A website describing Kimmel Park on the north side of town, right along the Wabash River, said it had 1.8 miles of walkways. This appealed to me, as I’d missed my morning walk. For no particular reason, I opened the eclipse path page at Time and Date and zoomed in as far as I could. The centerline of the path went right through Kimmel Park.

Eclipse path detail in Vincennes

You see, I had not been planning to stay in Vincennes for the eclipse. It had looked to me as though the path went north of town (which it kind of does), so I was going to find a spot alongside a county road north and east of town, between Vincennes and Bruceville, for watching the eclipse. But now I had a better place, assuming the park wasn’t overrun with visitors.

It wasn’t. There were well-marked lots with free parking and mostly empty spots near the park. And while the park was far from empty, it wasn’t hard to find a place to settle in after I’d walked around it once. (While I’m sure the “1.8 miles of walkway” is accurate, that must be if you take every last branch, possibly doubling back on yourself.)

Here’s where I parked and where I sat for the eclipse.

Kimmell Park in Vincennes, Indiana

I used the location data for a photo I took to mark the exact location.

My postion in Kimmell Park

Honestly, I think I was at the next tree north and east of where my photo said I was, but I don’t want to argue with GPS.

How does this compare with the centerline of the eclipse path? This morning, I opened Mathematica and used its new SolarEclipse function to mark the path on map that’s more zoomed-in than I could get with Time and Date:

eclipse = SolarEclipse[DateObject[{2024, 4, 8}]];

GeoGraphics[{Red,
    SolarEclipse[eclipse, "ShadowAxisLine"],}, 
  GeoCenter -> GeoPosition[{38.69715, -87.51673}], 
  GeoRange -> Quantity[250, "Meters"], GeoScaleBar -> "Feet", 
  ImageSize -> Large]

Eclipse path through Kimmell Park

Apparently, the park district has changed the routing of the paved areas, but you can see that I was no more that 300–400 feet from the centerline. Recent rains had left the ground and some of the pavement wet by the peak of the triangle, and the shady areas near the treeline due north of me was already occupied. So I was satisfied with my spot.

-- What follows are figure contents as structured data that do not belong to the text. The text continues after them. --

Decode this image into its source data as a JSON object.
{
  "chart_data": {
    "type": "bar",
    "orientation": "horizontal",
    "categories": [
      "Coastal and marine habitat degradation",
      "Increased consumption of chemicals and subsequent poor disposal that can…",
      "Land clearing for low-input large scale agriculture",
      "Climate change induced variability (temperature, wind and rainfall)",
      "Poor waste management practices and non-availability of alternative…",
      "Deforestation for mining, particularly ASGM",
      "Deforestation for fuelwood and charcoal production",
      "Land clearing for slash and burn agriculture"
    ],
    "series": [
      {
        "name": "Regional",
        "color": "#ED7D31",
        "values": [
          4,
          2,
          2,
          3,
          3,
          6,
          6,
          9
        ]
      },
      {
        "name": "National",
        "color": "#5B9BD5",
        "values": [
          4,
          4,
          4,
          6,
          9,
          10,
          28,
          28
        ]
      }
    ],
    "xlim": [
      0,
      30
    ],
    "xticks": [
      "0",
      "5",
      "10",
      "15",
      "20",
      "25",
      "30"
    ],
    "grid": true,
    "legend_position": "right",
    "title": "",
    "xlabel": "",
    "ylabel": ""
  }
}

There were some thin, wispy clouds, but it was obvious well before the eclipse started that the view would be fantastic. And it was. During the last 10–15 minutes or so before totality, I did nothing but look at the sun (through the glasses I’d kept from 2017), watching as the thin arc of sun got shorter until it disappeared entirely. I pulled off my glasses as a cheer went up and looked into the deep black of the moon surrounded by the white corona.

I did take a quick iPhone photo during totality, more as a reminder than anything else.

My iPhone photo of the eclipse

Patrick MaCarron—who was also in Vincennes, but I don’t know where—took a great photo of the eclipse, and you should follow the link to see it. It shows two red prominences: a large one near the bottom and a smaller one along the right edge. I saw the one near the bottom with my naked eye; it was a sharp red dot at the bottom of the black circle. I was unsure if I’d really seen it until I saw Patrick’s photo later on Mastodon.

I also found Jupiter (to the right) and Venus (to the left). I didn’t see Mars, Mercury, or that comet that was supposed to be at the edge of unaided visibility. This, I think, is where those wispy clouds came into play. I could see them around Jupiter, sort of how you see clouds on a moonlit night.

I hung around for a while after totality, but watching the Moon retreat isn’t as fun as watching it advance. As I walked back to the park entrance, I stopped to take photos of my shadow on the sidewalk. I made a sort of pinhole by squeezing tight an OK sign. You’ll have to zoom in to see the crescent coming through the small aperture.

Crescent seen between fingers

Google Maps routed me through Champaign, Illinois, on my way home, so I ordered a Papa Del’s pizza when I was about an hour away and took it home for a late dinner. I got home just as the Men’s National Championship game was starting. I watched it while eating pizza—the perfect end to a perfect day.